In the previously referenced paper, they used 9 features. These compute simple statistics directly on each window.
No FFT or similar heavy processing is used. This should have a negligible RAM (under 256 bytes) and FLASH usage (under 5kB).

Random Forest classifier, FLASH requirements

The previously mentioned paper tested using 10-100 trees, with a max_depth of 9. The authors found that more than 50 trees gave a marginal improvements in F1 score. They reported 10 trees used 10kB FLASH, and 50 trees to be around 50 kB FLASH.

However, it does not appear that they did any hyperparameter optimization to find smaller models. Therefore, I forked their git repository with the experiments and added my own tuning. I varied by the depth of the trees and the number of features per tree, in order to see if a smaller amount of trees. Both reducing number of trees and the depth helps to reduce model size. The code can be found at, and results are in the following image:

The original performance (50 trees, max_depth=9) is marked with a green dot (on the right side). We can see that 5 trees can just barely hit the same performance levels, and that 10 trees is able to improve the performance. And that the model size can be 4-10x smaller with no or marginal degradation in performance.
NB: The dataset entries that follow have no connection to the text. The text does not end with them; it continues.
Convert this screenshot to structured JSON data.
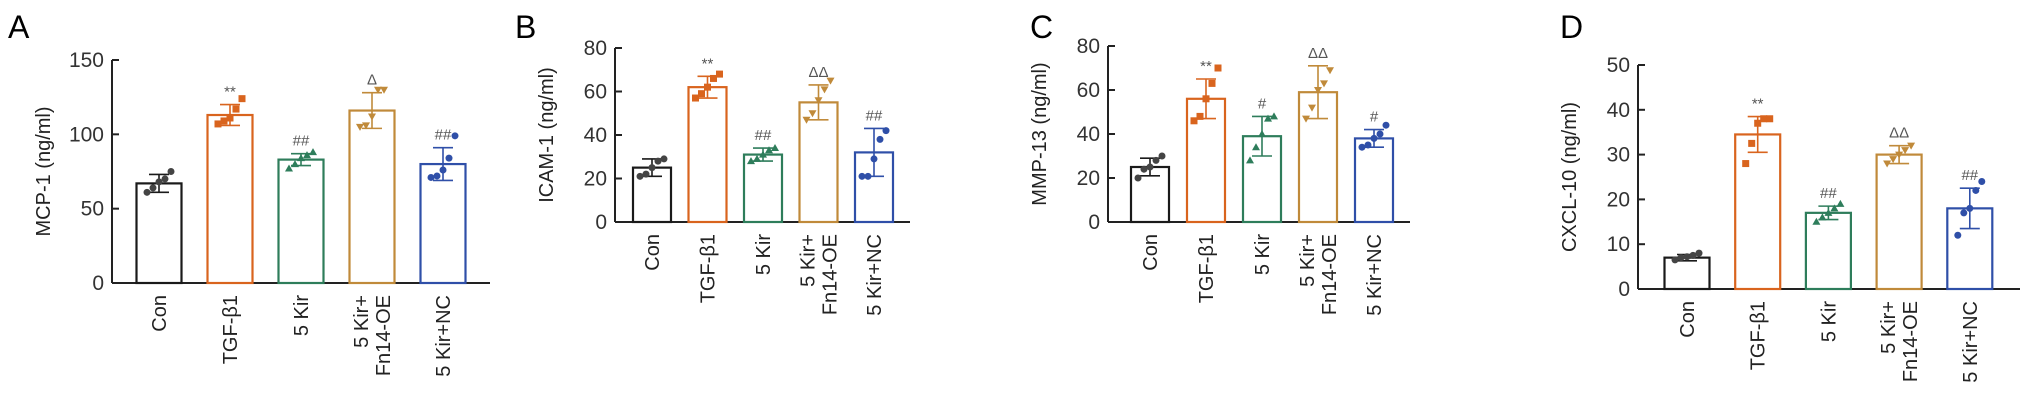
{
  "colors": {
    "Con": "#1a1a1a",
    "TGF-β1": "#d9641e",
    "5 Kir": "#2e7d5b",
    "5 Kir+ Fn14-OE": "#c08a3a",
    "5 Kir+NC": "#2f4fa8"
  },
  "chart_data": [
    {
      "type": "bar",
      "panel_label": "A",
      "ylabel": "MCP-1 (ng/ml)",
      "ylim": [
        0,
        150
      ],
      "yticks": [
        0,
        50,
        100,
        150
      ],
      "categories": [
        "Con",
        "TGF-β1",
        "5 Kir",
        "5 Kir+\nFn14-OE",
        "5 Kir+NC"
      ],
      "values": [
        67,
        113,
        83,
        116,
        80
      ],
      "sd": [
        6,
        7,
        4,
        12,
        11
      ],
      "annotations": [
        "",
        "**",
        "##",
        "Δ",
        "##"
      ],
      "points": [
        [
          61,
          64,
          68,
          70,
          75
        ],
        [
          107,
          109,
          111,
          117,
          124
        ],
        [
          77,
          80,
          84,
          86,
          88
        ],
        [
          105,
          106,
          112,
          130,
          130
        ],
        [
          71,
          72,
          76,
          84,
          99
        ]
      ]
    },
    {
      "type": "bar",
      "panel_label": "B",
      "ylabel": "ICAM-1 (ng/ml)",
      "ylim": [
        0,
        80
      ],
      "yticks": [
        0,
        20,
        40,
        60,
        80
      ],
      "categories": [
        "Con",
        "TGF-β1",
        "5 Kir",
        "5 Kir+\nFn14-OE",
        "5 Kir+NC"
      ],
      "values": [
        25,
        62,
        31,
        55,
        32
      ],
      "sd": [
        4,
        5,
        3,
        8,
        11
      ],
      "annotations": [
        "",
        "**",
        "##",
        "ΔΔ",
        "##"
      ],
      "points": [
        [
          21,
          22,
          25,
          28,
          29
        ],
        [
          57,
          59,
          62,
          66,
          68
        ],
        [
          28,
          29,
          31,
          33,
          34
        ],
        [
          47,
          50,
          56,
          61,
          65
        ],
        [
          21,
          21,
          29,
          38,
          42
        ]
      ]
    },
    {
      "type": "bar",
      "panel_label": "C",
      "ylabel": "MMP-13 (ng/ml)",
      "ylim": [
        0,
        80
      ],
      "yticks": [
        0,
        20,
        40,
        60,
        80
      ],
      "categories": [
        "Con",
        "TGF-β1",
        "5 Kir",
        "5 Kir+\nFn14-OE",
        "5 Kir+NC"
      ],
      "values": [
        25,
        56,
        39,
        59,
        38
      ],
      "sd": [
        4,
        9,
        9,
        12,
        4
      ],
      "annotations": [
        "",
        "**",
        "#",
        "ΔΔ",
        "#"
      ],
      "points": [
        [
          20,
          24,
          25,
          28,
          30
        ],
        [
          46,
          48,
          56,
          63,
          70
        ],
        [
          28,
          34,
          40,
          47,
          48
        ],
        [
          47,
          52,
          60,
          63,
          69
        ],
        [
          34,
          35,
          38,
          40,
          44
        ]
      ]
    },
    {
      "type": "bar",
      "panel_label": "D",
      "ylabel": "CXCL-10 (ng/ml)",
      "ylim": [
        0,
        50
      ],
      "yticks": [
        0,
        10,
        20,
        30,
        40,
        50
      ],
      "categories": [
        "Con",
        "TGF-β1",
        "5 Kir",
        "5 Kir+\nFn14-OE",
        "5 Kir+NC"
      ],
      "values": [
        7,
        34.5,
        17,
        30,
        18
      ],
      "sd": [
        0.7,
        4,
        1.5,
        2,
        4.5
      ],
      "annotations": [
        "",
        "**",
        "##",
        "ΔΔ",
        "##"
      ],
      "points": [
        [
          6.5,
          7,
          7.2,
          7.5,
          8
        ],
        [
          28,
          32.5,
          37,
          38,
          38
        ],
        [
          15,
          16,
          17,
          18,
          19
        ],
        [
          28,
          29,
          30,
          31,
          32
        ],
        [
          12,
          17,
          18,
          22,
          24
        ]
      ]
    }
  ]
}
The size estimates in the plot are for the "loadable" inference strategy in emlearn. Benchmarks show that when using the "inline" inference strategy with 8-bit integers, then model size is approximately half. So the models that take 20 kB in the plot should in practice take around 10 kB.

At 10 kB these models are able to match the performance of the untuned model (which matched the deep-learning baselines), and fit in our 16 kB FLASH budget.